The 70-200 f2.8 II is a fantastic sports lens, and is the way to go if you can afford it, and will only have 1 camera. It's also a great lens in general for almost any type of photography.

Soccer involves similar distances to American football, but play tends to move over the field much faster. There is no one lens that will cover it all, and no one place to stand to cover it all. 

I shoot sports professionally (maybe semiprofessionally) including soccer and football, and I use a 400mm f2.8 IS, and the 70-200 f2.8 IS II, on 2 separate bodies. For shooting the actual game play, I will alternate between the 2. When the game stops, I will trade the 400 for something wide and shoot the player / fans / stadium with that and the 70-200.

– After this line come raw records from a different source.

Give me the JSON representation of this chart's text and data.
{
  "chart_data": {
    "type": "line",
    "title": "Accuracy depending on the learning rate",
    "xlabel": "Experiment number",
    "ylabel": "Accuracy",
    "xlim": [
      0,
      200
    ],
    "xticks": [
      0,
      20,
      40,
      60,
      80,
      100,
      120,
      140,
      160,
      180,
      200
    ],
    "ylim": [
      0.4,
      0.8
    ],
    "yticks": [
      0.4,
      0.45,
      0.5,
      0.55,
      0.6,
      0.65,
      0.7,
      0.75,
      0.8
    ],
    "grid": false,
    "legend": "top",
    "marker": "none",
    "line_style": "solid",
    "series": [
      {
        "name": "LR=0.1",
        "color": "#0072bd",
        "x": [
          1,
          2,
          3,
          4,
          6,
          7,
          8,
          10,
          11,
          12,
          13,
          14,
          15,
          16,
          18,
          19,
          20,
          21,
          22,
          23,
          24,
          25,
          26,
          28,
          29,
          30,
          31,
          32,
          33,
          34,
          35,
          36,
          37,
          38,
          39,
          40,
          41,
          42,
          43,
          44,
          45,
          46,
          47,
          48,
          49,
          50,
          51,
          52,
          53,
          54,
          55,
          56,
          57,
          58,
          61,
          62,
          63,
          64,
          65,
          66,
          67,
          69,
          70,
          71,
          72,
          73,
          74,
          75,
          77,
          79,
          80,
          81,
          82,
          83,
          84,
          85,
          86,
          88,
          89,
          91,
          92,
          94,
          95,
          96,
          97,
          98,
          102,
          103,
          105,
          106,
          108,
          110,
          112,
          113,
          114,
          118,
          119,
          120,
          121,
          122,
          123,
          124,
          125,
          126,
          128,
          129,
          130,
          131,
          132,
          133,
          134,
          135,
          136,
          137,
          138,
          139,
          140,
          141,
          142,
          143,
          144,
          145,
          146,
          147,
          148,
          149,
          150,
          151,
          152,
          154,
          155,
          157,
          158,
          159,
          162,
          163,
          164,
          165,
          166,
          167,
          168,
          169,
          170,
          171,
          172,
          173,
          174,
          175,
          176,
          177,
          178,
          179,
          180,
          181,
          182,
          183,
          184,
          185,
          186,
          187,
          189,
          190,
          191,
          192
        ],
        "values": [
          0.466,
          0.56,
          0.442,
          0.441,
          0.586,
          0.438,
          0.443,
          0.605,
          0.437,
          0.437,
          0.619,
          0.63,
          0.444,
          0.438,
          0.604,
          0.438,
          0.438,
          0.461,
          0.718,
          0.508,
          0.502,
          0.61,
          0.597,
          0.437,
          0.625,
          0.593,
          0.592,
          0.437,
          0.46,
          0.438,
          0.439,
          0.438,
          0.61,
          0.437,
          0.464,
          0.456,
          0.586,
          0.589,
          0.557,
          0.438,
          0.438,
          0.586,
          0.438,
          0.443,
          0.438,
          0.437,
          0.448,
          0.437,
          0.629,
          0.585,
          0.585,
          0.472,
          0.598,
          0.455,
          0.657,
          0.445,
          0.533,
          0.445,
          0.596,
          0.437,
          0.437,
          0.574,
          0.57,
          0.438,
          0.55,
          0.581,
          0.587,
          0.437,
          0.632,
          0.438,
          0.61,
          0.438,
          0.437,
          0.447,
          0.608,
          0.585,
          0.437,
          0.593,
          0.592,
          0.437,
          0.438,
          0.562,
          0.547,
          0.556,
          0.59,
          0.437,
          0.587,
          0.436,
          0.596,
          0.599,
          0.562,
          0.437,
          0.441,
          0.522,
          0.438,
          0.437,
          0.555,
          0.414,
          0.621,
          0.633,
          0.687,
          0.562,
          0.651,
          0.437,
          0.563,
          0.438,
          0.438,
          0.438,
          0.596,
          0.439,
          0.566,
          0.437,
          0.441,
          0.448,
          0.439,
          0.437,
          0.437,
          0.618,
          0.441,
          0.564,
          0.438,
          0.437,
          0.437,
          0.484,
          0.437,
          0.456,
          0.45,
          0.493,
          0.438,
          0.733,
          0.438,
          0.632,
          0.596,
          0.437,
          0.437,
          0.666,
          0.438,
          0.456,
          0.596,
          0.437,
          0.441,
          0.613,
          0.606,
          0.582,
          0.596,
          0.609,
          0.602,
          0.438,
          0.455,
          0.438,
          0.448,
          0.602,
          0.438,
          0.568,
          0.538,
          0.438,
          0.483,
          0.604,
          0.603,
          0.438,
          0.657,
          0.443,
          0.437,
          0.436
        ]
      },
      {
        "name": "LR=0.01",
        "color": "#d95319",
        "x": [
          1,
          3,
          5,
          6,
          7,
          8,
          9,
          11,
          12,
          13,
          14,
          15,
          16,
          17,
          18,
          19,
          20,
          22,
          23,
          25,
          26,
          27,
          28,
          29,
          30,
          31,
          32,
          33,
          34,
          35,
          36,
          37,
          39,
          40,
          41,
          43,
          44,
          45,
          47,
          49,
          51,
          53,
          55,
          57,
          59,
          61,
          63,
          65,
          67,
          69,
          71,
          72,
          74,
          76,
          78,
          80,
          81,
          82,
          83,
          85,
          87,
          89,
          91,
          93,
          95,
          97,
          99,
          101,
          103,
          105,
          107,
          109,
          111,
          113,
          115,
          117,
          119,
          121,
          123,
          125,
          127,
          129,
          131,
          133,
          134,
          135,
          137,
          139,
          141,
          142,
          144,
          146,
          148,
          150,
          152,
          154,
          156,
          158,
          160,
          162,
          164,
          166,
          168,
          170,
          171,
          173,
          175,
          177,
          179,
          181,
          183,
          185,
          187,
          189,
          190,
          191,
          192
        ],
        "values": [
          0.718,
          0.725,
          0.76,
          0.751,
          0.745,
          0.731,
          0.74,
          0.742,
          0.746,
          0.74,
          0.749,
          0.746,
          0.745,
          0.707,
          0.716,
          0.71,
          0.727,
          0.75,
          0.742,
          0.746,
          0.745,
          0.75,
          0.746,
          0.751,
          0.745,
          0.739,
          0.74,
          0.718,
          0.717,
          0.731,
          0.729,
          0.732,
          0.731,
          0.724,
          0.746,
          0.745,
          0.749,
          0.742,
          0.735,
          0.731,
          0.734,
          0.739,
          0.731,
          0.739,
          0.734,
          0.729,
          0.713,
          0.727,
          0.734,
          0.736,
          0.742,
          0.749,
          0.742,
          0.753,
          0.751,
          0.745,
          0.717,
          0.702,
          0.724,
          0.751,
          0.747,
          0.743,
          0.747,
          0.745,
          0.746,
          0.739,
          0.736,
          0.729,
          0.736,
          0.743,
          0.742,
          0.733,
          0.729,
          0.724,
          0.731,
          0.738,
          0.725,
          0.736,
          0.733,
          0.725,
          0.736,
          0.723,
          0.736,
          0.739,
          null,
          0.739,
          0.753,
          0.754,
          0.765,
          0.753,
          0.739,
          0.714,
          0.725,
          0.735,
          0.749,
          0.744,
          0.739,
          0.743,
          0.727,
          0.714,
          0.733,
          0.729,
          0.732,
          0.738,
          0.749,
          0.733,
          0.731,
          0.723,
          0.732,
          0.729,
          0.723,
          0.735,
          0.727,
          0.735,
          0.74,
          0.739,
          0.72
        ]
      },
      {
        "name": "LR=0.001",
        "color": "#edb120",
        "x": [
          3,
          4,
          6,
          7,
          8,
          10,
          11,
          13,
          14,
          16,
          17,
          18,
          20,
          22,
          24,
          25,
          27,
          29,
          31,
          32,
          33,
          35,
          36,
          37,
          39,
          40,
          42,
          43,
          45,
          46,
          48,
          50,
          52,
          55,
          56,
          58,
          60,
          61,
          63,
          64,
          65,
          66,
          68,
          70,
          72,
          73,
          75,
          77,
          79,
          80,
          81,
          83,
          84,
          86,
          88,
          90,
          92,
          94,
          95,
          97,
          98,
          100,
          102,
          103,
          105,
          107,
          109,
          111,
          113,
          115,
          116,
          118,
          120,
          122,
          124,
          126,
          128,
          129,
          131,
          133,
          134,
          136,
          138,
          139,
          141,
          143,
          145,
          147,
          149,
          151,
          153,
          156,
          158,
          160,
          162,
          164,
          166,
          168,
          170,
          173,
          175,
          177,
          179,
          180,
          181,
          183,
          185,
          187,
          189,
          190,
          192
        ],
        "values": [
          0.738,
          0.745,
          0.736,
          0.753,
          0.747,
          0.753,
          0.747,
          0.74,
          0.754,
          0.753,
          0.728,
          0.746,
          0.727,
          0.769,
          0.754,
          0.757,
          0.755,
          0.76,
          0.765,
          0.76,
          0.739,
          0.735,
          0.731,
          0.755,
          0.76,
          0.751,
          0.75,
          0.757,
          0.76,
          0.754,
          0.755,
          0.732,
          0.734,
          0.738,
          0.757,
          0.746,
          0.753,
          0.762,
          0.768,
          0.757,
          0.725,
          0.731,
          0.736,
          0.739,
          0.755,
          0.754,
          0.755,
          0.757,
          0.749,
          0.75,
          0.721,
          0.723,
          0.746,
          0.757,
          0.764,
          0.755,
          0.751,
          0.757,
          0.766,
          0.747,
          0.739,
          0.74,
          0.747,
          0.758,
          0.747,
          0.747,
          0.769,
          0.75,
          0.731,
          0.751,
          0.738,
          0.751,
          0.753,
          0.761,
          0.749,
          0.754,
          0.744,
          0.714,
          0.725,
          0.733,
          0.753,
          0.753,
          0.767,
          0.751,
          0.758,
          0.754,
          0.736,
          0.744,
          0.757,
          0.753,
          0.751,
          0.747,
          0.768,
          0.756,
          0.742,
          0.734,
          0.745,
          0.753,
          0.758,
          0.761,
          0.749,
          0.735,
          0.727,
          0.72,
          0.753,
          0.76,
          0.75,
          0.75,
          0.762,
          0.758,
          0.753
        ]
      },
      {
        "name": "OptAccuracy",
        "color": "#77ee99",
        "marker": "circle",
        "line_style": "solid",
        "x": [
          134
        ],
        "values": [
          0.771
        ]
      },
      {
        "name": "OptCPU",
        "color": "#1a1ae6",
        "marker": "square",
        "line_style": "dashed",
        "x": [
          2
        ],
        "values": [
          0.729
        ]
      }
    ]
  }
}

I would not recommend the 100-400 because it does not focus as fast, or as well. In my opinion is a great wildlife lens, not a sports lens) Also in a night game, the f2.8 is critical. The 70-200 f2.8 IS II works great with Canon extenders, I'd go that way for more reach. And possibly add a 7D to your kit if you want to add a 2nd body.

All that said, don't feel like you have to buy V II or this lens, or the 300/400 2.8 (when you are ready for that) Version I of these lenses or even the non-IS versions are great lenses assuming you can get a used one in decent shape. I bought my 400 used for $4500, and the $8500 saved vs a new vII goes long way toward other equipment. It's nice to have the latest and greatest, but it's better to show off your awsome photos than your new shinny lens.




C28F0143 by RexPhoto91, on Flickr




REX_5990 by RexPhoto91, on Flickr




Untitled by RexPhoto91, on Flickr


----------



## bdunbar79 (Jan 2, 2013)

Agreed. I use the 300 f/2.8 and 400 f/2.8. But money is a problem obviously with those, lol! So on crop body, 70-200 is more than sufficient.


----------